If your dog has tight curls or wavy hair that doesn’t really shed, such as the poodle, the slicker brush will be your best friend. Dogs with curly hair ideally need brushing daily or at least several times a week to prevent matting.
It’s important to gently apply pressure when brushing these dogs to make sure you’re reaching the skin. Brushing only on the surface creates mats that can be difficult to detangle. Once you’ve brushed them with a slicker, follow up with a metal comb to make sure they’re tangle-free.
Some curly-haired breeds, such as the Schnauzer, may be hand-stripped instead of clipped. If you decide to give them a haircut instead, expect to trim them every couple of months.
Common dog grooming problems and solutions
While grooming sounds straightforward in theory, it can be tricky in practice depending on your dog’s temperament. Creating a positive association with grooming tools is important before you turn on the clippers or cut their nails. Some dogs hate being brushed or fear the sound of the clippers, so you’ll need to take it slow.
Start by introducing the grooming tools while giving them praise and treats.
- Let them see all of the tools for the first day, but don’t use them yet.
- Next time, gradually turn the clippers on and let them see how they work without using them on their fur.
- Once your dog is comfortable, you can take it slow with brief grooming sessions. Give them plenty of praise and treats to reinforce the idea that grooming is an enjoyable experience.
Why grooming is important for dogs
Regular grooming helps your dog look and feel their best. In addition to replacing funky smells with the aroma of a freshly washed pup, routine bathing and brushing also helps distribute oils across their skin and keep it healthy. Excessive matting is actually dangerous and can be deadly in severe cases. Tangled hair restricts blood flow by constricting the blood vessels, and hides parasites such as fleas, which can easily be fatal in puppies. Excessively long nails can cause injuries, so that’s why it’s vital to trim them as needed.
Frequently asked questions
Help! My dog is matted. What can I do?
Regular brushing helps prevent matted fur, but sometimes life gets busy. If your dog’s coat is out of control, work out the matts with your fingers, kid-friendly blunted scissors, or take them to a professional groomer. You should also make sure you’re using the appropriate grooming tools for your dog’s coat. For example, curly-haired dogs need a slicker brush to reach their skin because surface-level brushing can cause deep mats. Also, be sure to work out all the matts before you bathe them because bathing a matted dog can worsen the problem.

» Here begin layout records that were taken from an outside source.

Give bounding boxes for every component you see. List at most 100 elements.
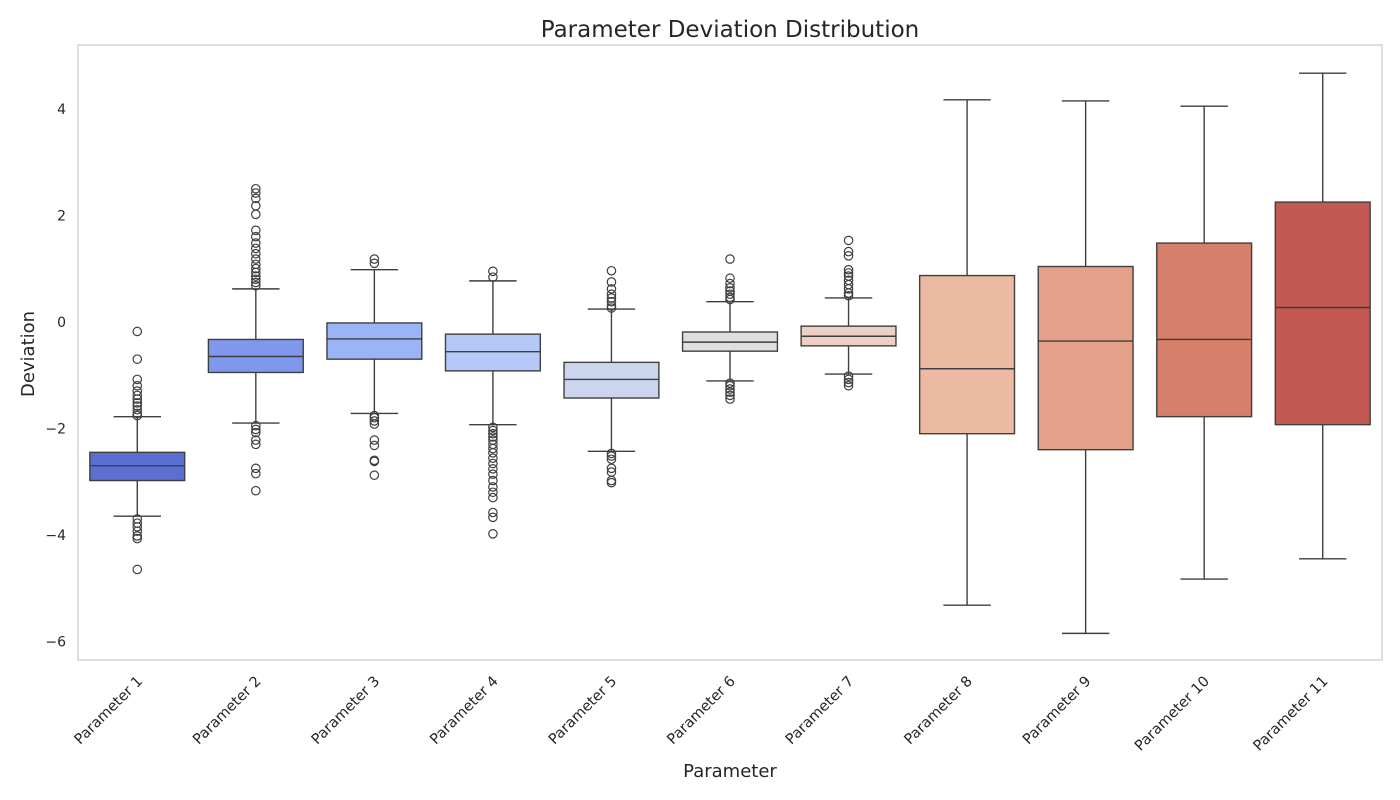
outlier-point xyxy=(251,439,261,450)
outlier-point xyxy=(369,258,380,269)
outlier-point xyxy=(843,371,854,381)
outlier-point xyxy=(725,278,735,289)
y-tick-label: −4 xyxy=(45,528,66,544)
boxes-layer xyxy=(89,72,1371,635)
outlier-point xyxy=(132,354,143,364)
box-group xyxy=(1037,100,1134,635)
outlier-point xyxy=(251,209,261,220)
outlier-point xyxy=(251,274,261,285)
box-group xyxy=(89,326,186,575)
outlier-point xyxy=(251,188,261,198)
outlier-point xyxy=(843,235,854,246)
outlier-point xyxy=(251,463,261,474)
box-group xyxy=(326,254,423,481)
outlier-point xyxy=(132,401,143,411)
box-iqr xyxy=(563,361,660,399)
outlier-point xyxy=(488,464,498,474)
outlier-point xyxy=(132,380,143,391)
outlier-point xyxy=(725,380,735,391)
outlier-point xyxy=(725,289,735,299)
y-tick-label: 2 xyxy=(57,208,66,224)
outlier-point xyxy=(488,469,498,479)
outlier-point xyxy=(251,254,261,264)
box-iqr xyxy=(444,333,542,372)
outlier-point xyxy=(488,487,498,498)
outlier-point xyxy=(488,512,498,523)
box-group xyxy=(681,254,779,404)
outlier-point xyxy=(251,248,261,259)
outlier-point xyxy=(606,454,617,465)
box-iqr xyxy=(326,322,423,360)
outlier-point xyxy=(843,288,854,298)
outlier-point xyxy=(725,394,735,404)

My dog hates being groomed. What can I do?
Build positive reinforcements with the grooming tools before you begin. You should introduce your dog to the scissors, clippers, etc. before using them. Reward them with praise and treats so they associate grooming with being pampered. When it is time to get the job done, work in brief sessions so they don’t get too tired and irritable. If your dog shows signs of aggression, talk to your vet about anxiety medication, or consider finding a professional.
How often do I need to bathe my dog?
Generally, dogs don’t need a bath more than once a month. The exact frequency depends on their breed and coat type. Wiping them off with a towel after outdoor excursions can help prevent having to bathe them too often.